Powering PANOPTES


The baseline PANOPTES design used in PAN001 includes three custom circuit boards: two protoboards and a custom PCB. The latter is rather expensive due to the use of 5 solid state relays that cost at least $20 a piece... Plus there is a footprint error in the PCB layout for each of those relays that requires repair by the person soldering the board.

For each type of part we want to add to the layout of a PCB, we need to know the exact position of each pin of that part, what that pin does (e.g. a power input or specific signal) and the area covered by the body and leads/pins of the part. This info, called the footprint, is used when going from the schematic to a layout of parts and traces on a board, and helps avoid having two parts positioned such that they collide when you go to populate the board.

Luc, an EE at Gemini South in Chile and the designer of the PANOPTES PCBs, has been designing a new PCB, the "Interface Board", two of which will be able to replace the three boards in the scope I built. We had 5 prototype quality boards made early this summer, after which several of us fully or partially populated and tested the boards. Aru and Montu, interns at Caltech, along with their mentor Nem, did the heavy lifting of fully building and debugging issues with two copies of the PCB for PAN012, the PANOPTES telescope they built this summer.

Among the things we learned were that we should have paid for a slightly higher quality of board fabrication: there were some through holes that didn't connect to the appropriate traces. We also discovered that we had the wrong footprint for some parts; the first such issue was with the barrel jacks we use for connecting DC power cables to the board: the pins were in the right place, but the outline of the part was too small. This meant that the body of the barrel jack was sometimes overlapping an adjacent hole for a resistor.

Based on the feedback that builders provided, Luc has updated the incorrect footprints, and greatly improved the layout of traces on the board. It was fascinating for me, not an EE, to review the updated board, with Luc guiding me through the process via a video call. We remained concerned that the AC current measuring circuit wasn't quite right so haven't yet ordered new boards. Instead, Nem and Luc have been testing alternate ways to condition (clean up) the signal from the AC current sensor so that we can feed it to an analog input pin of the Arduino.

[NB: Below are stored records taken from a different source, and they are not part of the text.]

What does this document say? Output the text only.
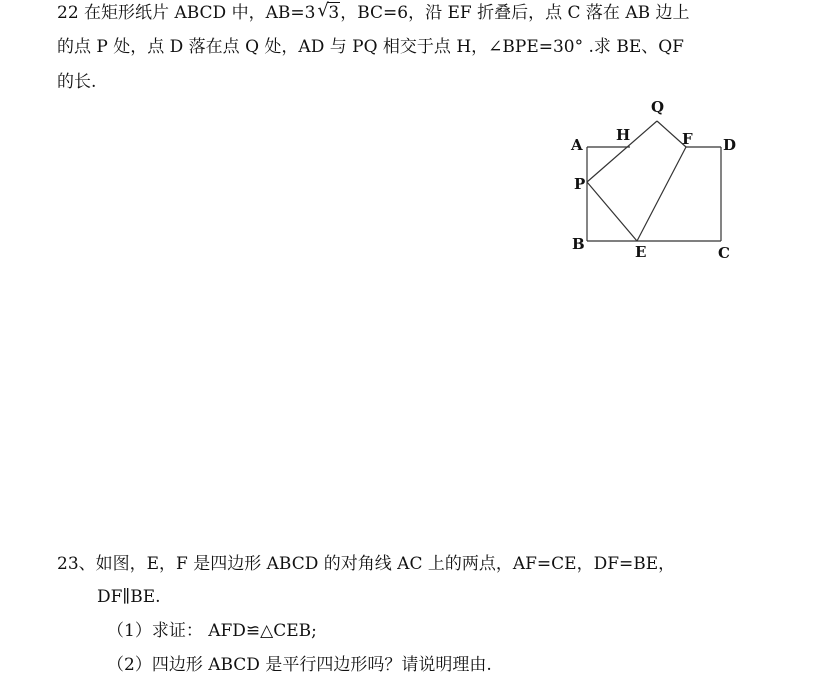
22 在矩形纸片 ABCD 中，AB=3 √ 3，BC=6，沿 EF 折叠后，点 C 落在 AB 边上
的点 P 处，点 D 落在点 Q 处，AD 与 PQ 相交于点 H，∠BPE=30° .求 BE、QF
的长.
Q
H	F
A	D
P
B	E	C
23、如图，E，F 是四边形 ABCD 的对角线 AC 上的两点，AF=CE，DF=BE，
DF∥BE.
（1）求证： AFD≌△CEB;
（2）四边形 ABCD 是平行四边形吗？请说明理由.
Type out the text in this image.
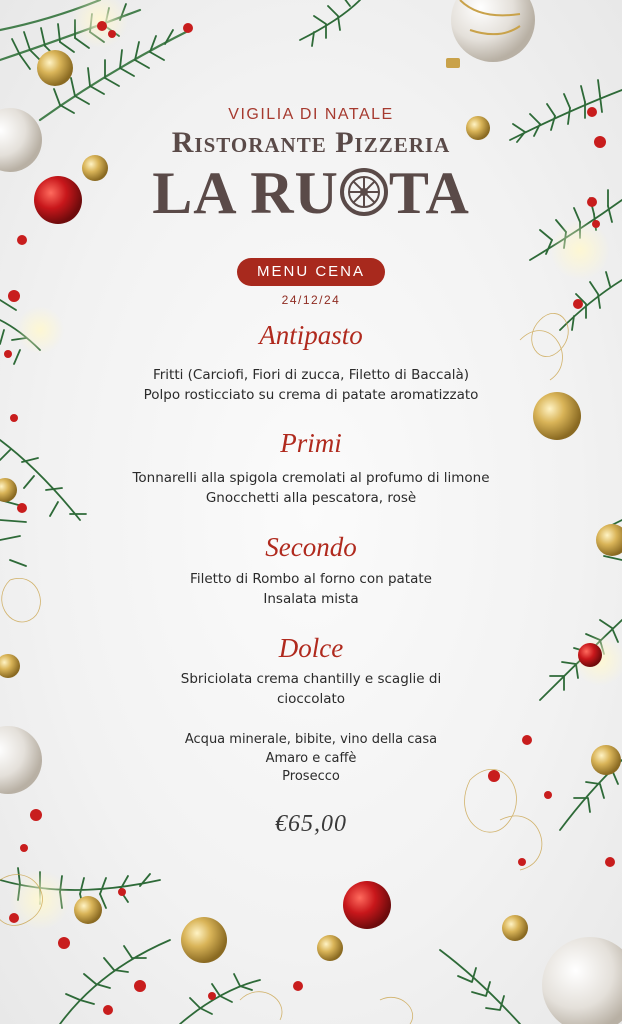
VIGILIA DI NATALE
Ristorante Pizzeria
LA RU TA
MENU CENA
24/12/24
Antipasto
Fritti (Carciofi, Fiori di zucca, Filetto di Baccalà)
Polpo rosticciato su crema di patate aromatizzato
Primi
Tonnarelli alla spigola cremolati al profumo di limone
Gnocchetti alla pescatora, rosè
Secondo
Filetto di Rombo al forno con patate
Insalata mista
Dolce
Sbriciolata crema chantilly e scaglie di
cioccolato
Acqua minerale, bibite, vino della casa
Amaro e caffè
Prosecco
€65,00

We're also starting to evaluate an alternate uninterruptible power supply that has two very useful features. It reports (by closing a relay) when the AC input fails (i.e. when there is a mains power failure). It also reports when the battery voltage is getting low (also by closing a relay); this happens as the battery ages, such that after a year or three the battery isn't useful as a backup. This would eliminate the need to have our own AC sensor and signal conditioning, but it reduces the number of UPS devices that we can use (i.e. fewer offer these features). Luc has cleverly come up with a way to use the same jack on the board to connect to the relay lines on this new UPS as well as to connect to the split-core transformer that we are using to detect AC by clamping around a wire carrying an AC current.

I'm looking forward to seeing this new board in the flesh in the coming weeks.